A scam email or message generated with AI can be indistinguishable from a real one in form. They're unmasked by their substance, with checks that don't depend on the quality of the text.

  1. Verify the sender's address, not the display name. The name may say "Example Bank," but the real address behind it often reveals a strange domain (substituted characters, suspicious subdomains, free services in place of the official one). On a PC, hover the cursor over the sender; on a smartphone, tap the name to expand it.
  2. Don't click the link: check where it really points. On a computer, hover over the link without pressing and read the real address at the bottom. On a phone, press and hold to see the preview. If the address doesn't match the official site, it's a trap.
  3. Weigh the urgency and the threat. "Confirm within 24 hours or lose access," "payment pending," "prize to be claimed immediately": pressure is the engine of almost every scam. A real alert leaves you the time to verify calmly.
  4. Reach the service on your own. Instead of clicking, open the official app or type the site's address by hand. If there really is a problem with your account or an invoice, you'll see it from there. If there's nothing, the message was fake.

Check: if the message's alert finds no match when you log in yourself, through the official channel, to your account, it was a scam. Delete it and, if you can, report it as phishing.

A concrete example

Elena gets a text message: a parcel is being held, two euros of customs fees need to be paid, with a link. The message is written in correct Italian, names a real courier, and two euros seems an innocent amount. But Elena isn't expecting any parcel from abroad. She presses and holds the link: the preview shows an address that has nothing to do with the courier, full of random words. She doesn't click. She opens the official app of the courier she usually uses: no shipment pending. She deletes the text. The low amount was meant precisely to make her lower her guard and to capture her card details on the "payment" page.

When it does NOT work (and how to fix it)

If the message is personalized with real data about you

The most polished scams use AI to insert your name, your address, a recent purchase, to seem legitimate.

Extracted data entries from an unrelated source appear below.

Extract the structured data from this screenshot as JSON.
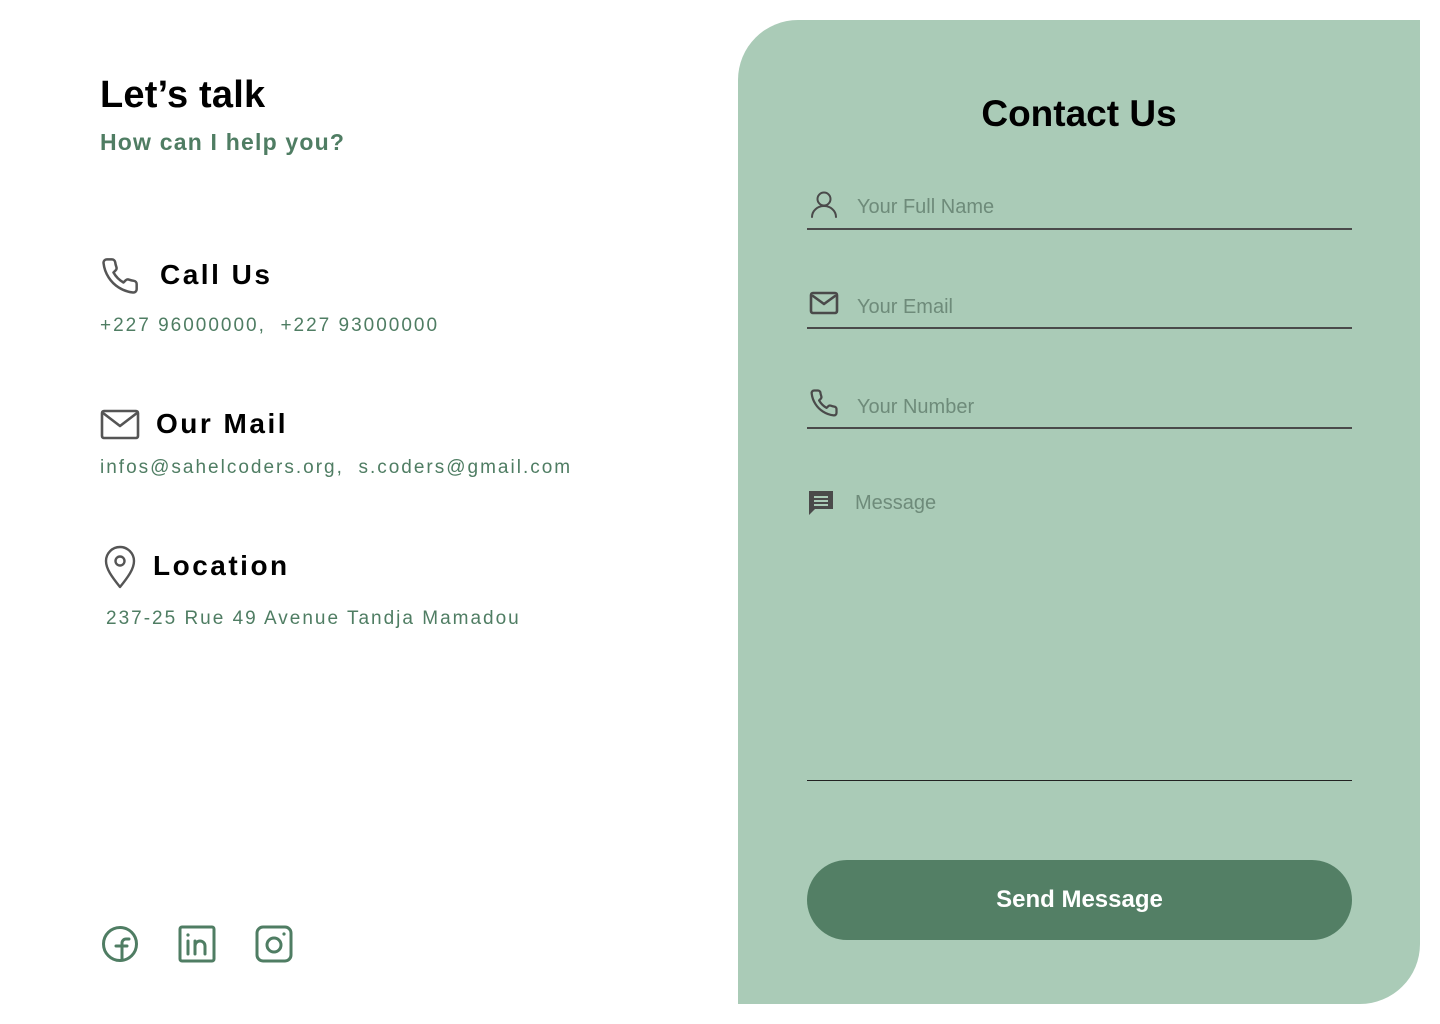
{
  "left": {
    "heading": "Let’s talk",
    "subheading": "How can I help you?",
    "call": {
      "title": "Call Us",
      "value": "+227 96000000,  +227 93000000",
      "icon": "phone-icon"
    },
    "mail": {
      "title": "Our Mail",
      "value": "infos@sahelcoders.org,  s.coders@gmail.com",
      "icon": "mail-icon"
    },
    "location": {
      "title": "Location",
      "value": "237-25 Rue 49 Avenue Tandja Mamadou",
      "icon": "location-pin-icon"
    },
    "social": [
      "facebook-icon",
      "linkedin-icon",
      "instagram-icon"
    ]
  },
  "form": {
    "title": "Contact Us",
    "name_placeholder": "Your Full Name",
    "email_placeholder": "Your Email",
    "number_placeholder": "Your Number",
    "message_placeholder": "Message",
    "send_label": "Send Message"
  },
  "colors": {
    "accent": "#537f65",
    "accent_text": "#4f7d63",
    "card_bg": "#aacbb7"
  }
}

Correct data doesn't make the message real: it often comes from past data breaches. The remedy doesn't change: no clicking, verify through the official channel. Personalization is a credibility trick, not proof.

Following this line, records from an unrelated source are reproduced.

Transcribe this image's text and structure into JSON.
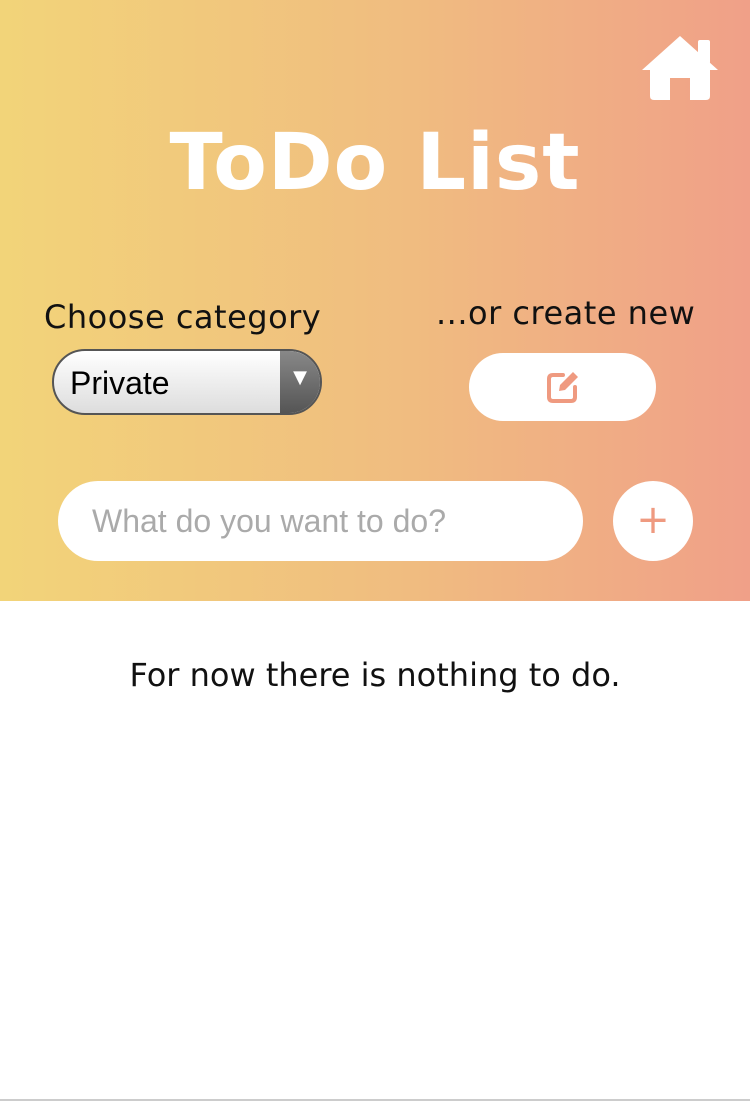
{
  "header": {
    "title": "ToDo List",
    "home_icon": "home-icon"
  },
  "category": {
    "label": "Choose category",
    "selected": "Private"
  },
  "create": {
    "label": "...or create new",
    "icon": "edit-icon"
  },
  "task_input": {
    "placeholder": "What do you want to do?",
    "value": "",
    "add_label": "+"
  },
  "list": {
    "empty_message": "For now there is nothing to do."
  },
  "colors": {
    "gradient_start": "#f2d479",
    "gradient_end": "#f0a088",
    "accent": "#ef9a80"
  }
}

If you can't tell whether the address is fake

Some scam domains are designed to look very much like the real ones (one letter changed, an extra hyphen). If you have a doubt, don't interpret: just don't click. Go to the service the way you always do, without going through the link. When in doubt, the link you received is never used.

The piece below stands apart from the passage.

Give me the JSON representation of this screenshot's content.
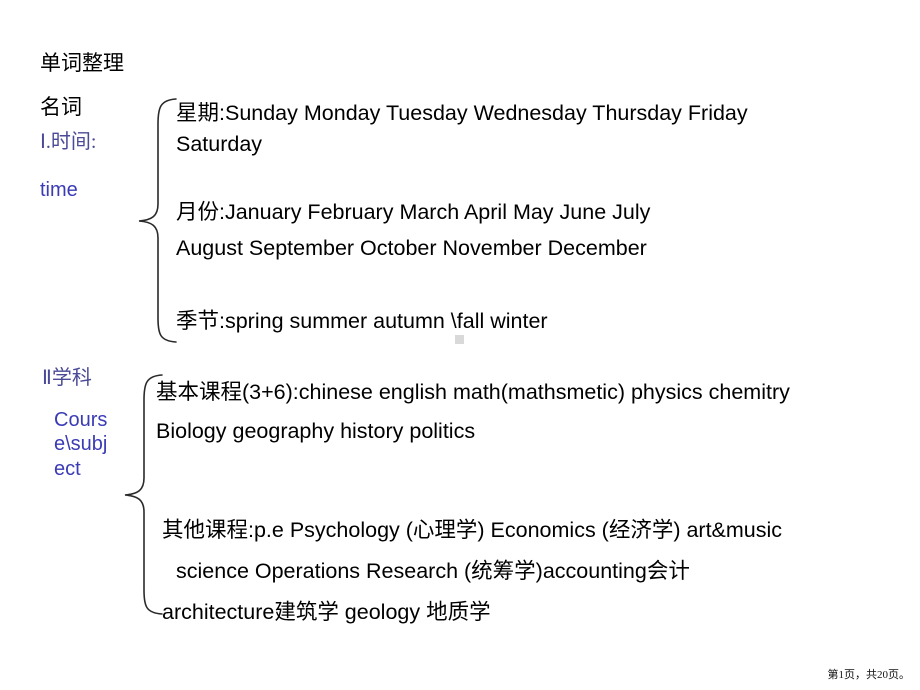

If you've already clicked or entered data

Don't freeze out of embarrassment, speed is what counts. If you entered a password, change it immediately everywhere you used it and enable two-step verification. If you gave card details, call the bank to block it. Keep an eye on the account's transactions in the following days and report what happened. Keep the message as evidence.

A tip from someone who actually uses it

Treat every link and every number received in a message as "not to be used." No matter how credible the sender: to access an account, pay, or confirm an identity, always start from the channel you control (an app already installed, an address typed by hand, the number on your card). This single habit makes scammers' effort almost useless, because it takes away the link on which the whole deception rests.

Frequently asked questions

Can I forward a suspicious message to the AI to have it analyzed?

Yes, and it's a good reflex: paste the text (removing your sensitive data) and ask the AI to list the phishing signals. It recognizes urgency, unusual requests and disguised links well. Use it as a second opinion; the decisive verification remains accessing the service through the official channel.

If I report the email as spam, am I protected?

Reporting it helps filter that sender and protect other users, but it doesn't make you immune: more messages will arrive, from other addresses, increasingly polished. Protection isn't the "spam" button, it's the habit of never acting from a link you received. The filter helps; the rule of behavior defends.